If you notice any changes in your American Bobtail’s eyes or behavior, including cloudy vision or sensitivity to light, it is best to schedule an appointment with your vet as soon as possible to discuss potential causes and treatment options.

When to Schedule an Appointment with Your Vet

When To Schedule An Appointment With Your Vet
As a pet owner, it can be difficult to know when your American Bobtail’s eye problems warrant a trip to the vet. While some issues may resolve on their own, others can be indicators of serious underlying conditions. It’s important to pay close attention to your cat’s eye health and know the signs that it’s time to schedule an appointment with your veterinarian.

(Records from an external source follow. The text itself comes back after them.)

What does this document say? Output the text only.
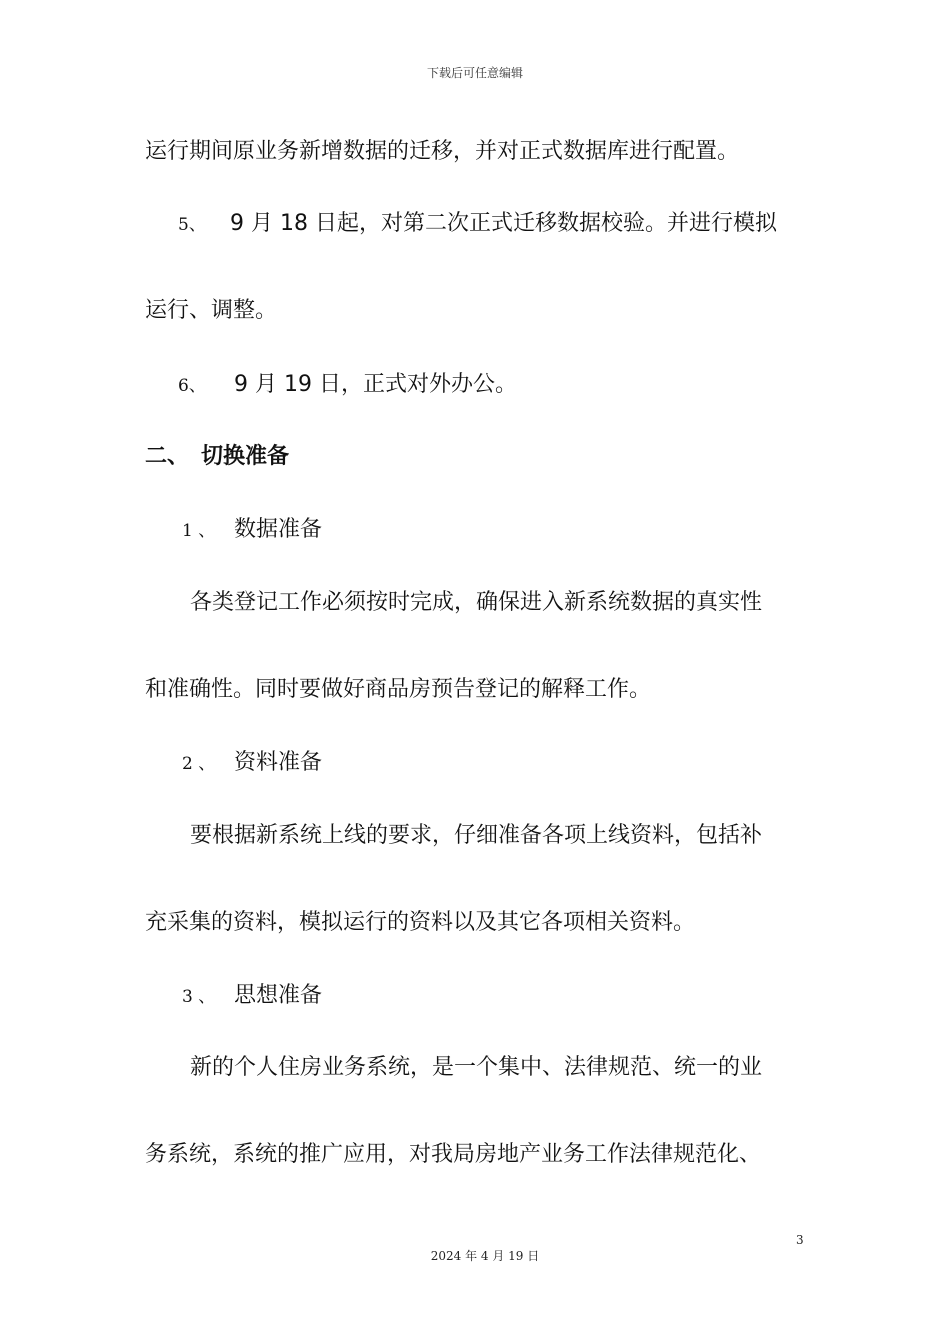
下载后可任意编辑
运行期间原业务新增数据的迁移，并对正式数据库进行配置。
5、 9 月 18 日起，对第二次正式迁移数据校验。并进行模拟
运行、调整。
6、 9 月 19 日，正式对外办公。
二、 切换准备
1 、 数据准备
各类登记工作必须按时完成，确保进入新系统数据的真实性
和准确性。同时要做好商品房预告登记的解释工作。
2 、 资料准备
要根据新系统上线的要求，仔细准备各项上线资料，包括补
充采集的资料，模拟运行的资料以及其它各项相关资料。
3 、 思想准备
新的个人住房业务系统，是一个集中、法律规范、统一的业
务系统，系统的推广应用，对我局房地产业务工作法律规范化、
3
2024 年 4 月 19 日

In this section, we’ll cover the most common eye problems in American Bobtails and when to seek professional help.

Excessive Tearing or Discharge

Excessive tearing or discharge from your American Bobtail’s eyes is a sign of a potential eye problem. This can be caused by various factors, such as allergies or an infection. Keep an eye out for the following symptoms:

  • Excessive watering – This is when your cat’s eyes produce an abnormally large amount of tears or watery discharge. This can lead to tear-stained fur and a moist chin, indicating that something is irritating their eyes.
  • Yellow or green discharge – Discharge from your cat’s eyes can vary in color and texture. If your cat’s eyes are producing yellow or green discharge, it could indicate an infection.
  • Cloudy or hazy eyes – This is a sign of a potential corneal ulcer or cataract. If your cat’s eyes seem cloudy or hazy, it’s important to have them checked by a veterinarian.
  • Red or inflamed eyes – Inflammation in and around the eye can indicate a variety of eye problems. Red or inflamed eyes may be a sign of conjunctivitis or uveitis.
  • Squinting or rubbing their eyes – If your cat is squinting or rubbing their eyes excessively, it’s a sign that their eyes could be irritated or painful. This could be caused by glaucoma or a foreign object in their eye.

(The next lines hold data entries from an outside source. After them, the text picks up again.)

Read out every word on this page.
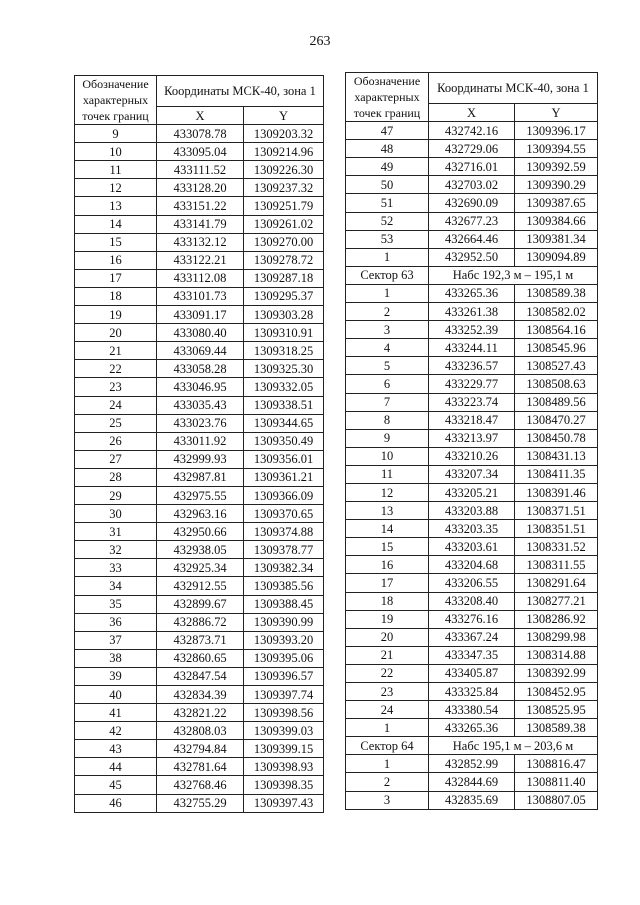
263
Обозначение
характерных
точек границ	Координаты МСК-40, зона 1	
	X	Y
9	433078.78	1309203.32
10	433095.04	1309214.96
11	433111.52	1309226.30
12	433128.20	1309237.32
13	433151.22	1309251.79
14	433141.79	1309261.02
15	433132.12	1309270.00
16	433122.21	1309278.72
17	433112.08	1309287.18
18	433101.73	1309295.37
19	433091.17	1309303.28
20	433080.40	1309310.91
21	433069.44	1309318.25
22	433058.28	1309325.30
23	433046.95	1309332.05
24	433035.43	1309338.51
25	433023.76	1309344.65
26	433011.92	1309350.49
27	432999.93	1309356.01
28	432987.81	1309361.21
29	432975.55	1309366.09
30	432963.16	1309370.65
31	432950.66	1309374.88
32	432938.05	1309378.77
33	432925.34	1309382.34
34	432912.55	1309385.56
35	432899.67	1309388.45
36	432886.72	1309390.99
37	432873.71	1309393.20
38	432860.65	1309395.06
39	432847.54	1309396.57
40	432834.39	1309397.74
41	432821.22	1309398.56
42	432808.03	1309399.03
43	432794.84	1309399.15
44	432781.64	1309398.93
45	432768.46	1309398.35
46	432755.29	1309397.43
Обозначение
характерных
точек границ	Координаты МСК-40, зона 1	
	X	Y
47	432742.16	1309396.17
48	432729.06	1309394.55
49	432716.01	1309392.59
50	432703.02	1309390.29
51	432690.09	1309387.65
52	432677.23	1309384.66
53	432664.46	1309381.34
1	432952.50	1309094.89
Сектор 63	Набс 192,3 м – 195,1 м	
1	433265.36	1308589.38
2	433261.38	1308582.02
3	433252.39	1308564.16
4	433244.11	1308545.96
5	433236.57	1308527.43
6	433229.77	1308508.63
7	433223.74	1308489.56
8	433218.47	1308470.27
9	433213.97	1308450.78
10	433210.26	1308431.13
11	433207.34	1308411.35
12	433205.21	1308391.46
13	433203.88	1308371.51
14	433203.35	1308351.51
15	433203.61	1308331.52
16	433204.68	1308311.55
17	433206.55	1308291.64
18	433208.40	1308277.21
19	433276.16	1308286.92
20	433367.24	1308299.98
21	433347.35	1308314.88
22	433405.87	1308392.99
23	433325.84	1308452.95
24	433380.54	1308525.95
1	433265.36	1308589.38
Сектор 64	Набс 195,1 м – 203,6 м	
1	432852.99	1308816.47
2	432844.69	1308811.40
3	432835.69	1308807.05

If you notice any of these symptoms in your American Bobtail, it’s important to schedule an appointment with your veterinarian as soon as possible. Eye problems can progress quickly and cause permanent damage if left untreated. Your vet will be able to diagnose the problem and provide appropriate treatment to prevent further complications.

Redness or Swelling

One of the most common signs that your American Bobtail may have an eye problem is redness or swelling. If you notice your cat’s eye appears more red than usual or if the area around the eye is swollen, it’s important to schedule an appointment with your vet. This may be a sign of several conditions, such as conjunctivitis or uveitis, that require prompt treatment.

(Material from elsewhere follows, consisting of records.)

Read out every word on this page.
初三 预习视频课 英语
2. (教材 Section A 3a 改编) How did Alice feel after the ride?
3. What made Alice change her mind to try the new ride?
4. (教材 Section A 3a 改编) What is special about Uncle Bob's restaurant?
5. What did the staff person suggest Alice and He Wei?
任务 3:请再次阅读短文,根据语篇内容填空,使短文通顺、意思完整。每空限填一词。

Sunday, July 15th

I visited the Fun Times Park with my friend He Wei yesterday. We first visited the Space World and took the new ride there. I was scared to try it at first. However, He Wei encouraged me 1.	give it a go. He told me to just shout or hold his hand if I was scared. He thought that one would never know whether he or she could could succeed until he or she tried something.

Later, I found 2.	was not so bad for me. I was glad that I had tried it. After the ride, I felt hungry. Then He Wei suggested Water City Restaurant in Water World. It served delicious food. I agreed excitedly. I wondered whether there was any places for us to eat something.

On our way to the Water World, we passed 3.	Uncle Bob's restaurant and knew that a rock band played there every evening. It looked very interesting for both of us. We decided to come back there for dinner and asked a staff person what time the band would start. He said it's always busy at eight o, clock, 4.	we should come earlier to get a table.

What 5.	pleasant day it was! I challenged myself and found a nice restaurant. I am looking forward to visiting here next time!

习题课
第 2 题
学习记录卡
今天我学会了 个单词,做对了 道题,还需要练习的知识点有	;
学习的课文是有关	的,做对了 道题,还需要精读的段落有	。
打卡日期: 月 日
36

Here are some other signs to look out for that may accompany redness and swelling of the eye:

  • Tearing or Discharge: If your cat’s eye is producing more tears or discharge than usual, this can be a sign of an infection.
  • Squinting or Blinking: Your cat may squint or blink excessively if its eye is painful or uncomfortable.
  • Changes in Vision: As the eye becomes inflamed or swollen, your cat may experience changes in their vision, such as blurry or hazy vision.
  • Behavioral Changes: Your cat may also become more irritable or lethargic if they are experiencing discomfort or pain in their eye.

It’s important to monitor your American Bobtail’s behavior and habits closely and to seek out veterinary care if you suspect an eye issue. Ignoring these symptoms can lead to worsening conditions that could potentially lead to permanent vision loss or other complications.

During your visit to the vet, they will examine your cat’s eye(s) and determine the underlying issue. They may perform tests such as a fluorescein stain to check for corneal ulcers or intraocular pressure tests to check for signs of glaucoma. Treatment options will depend on the severity of the condition and may include medications, eye drops, or surgery.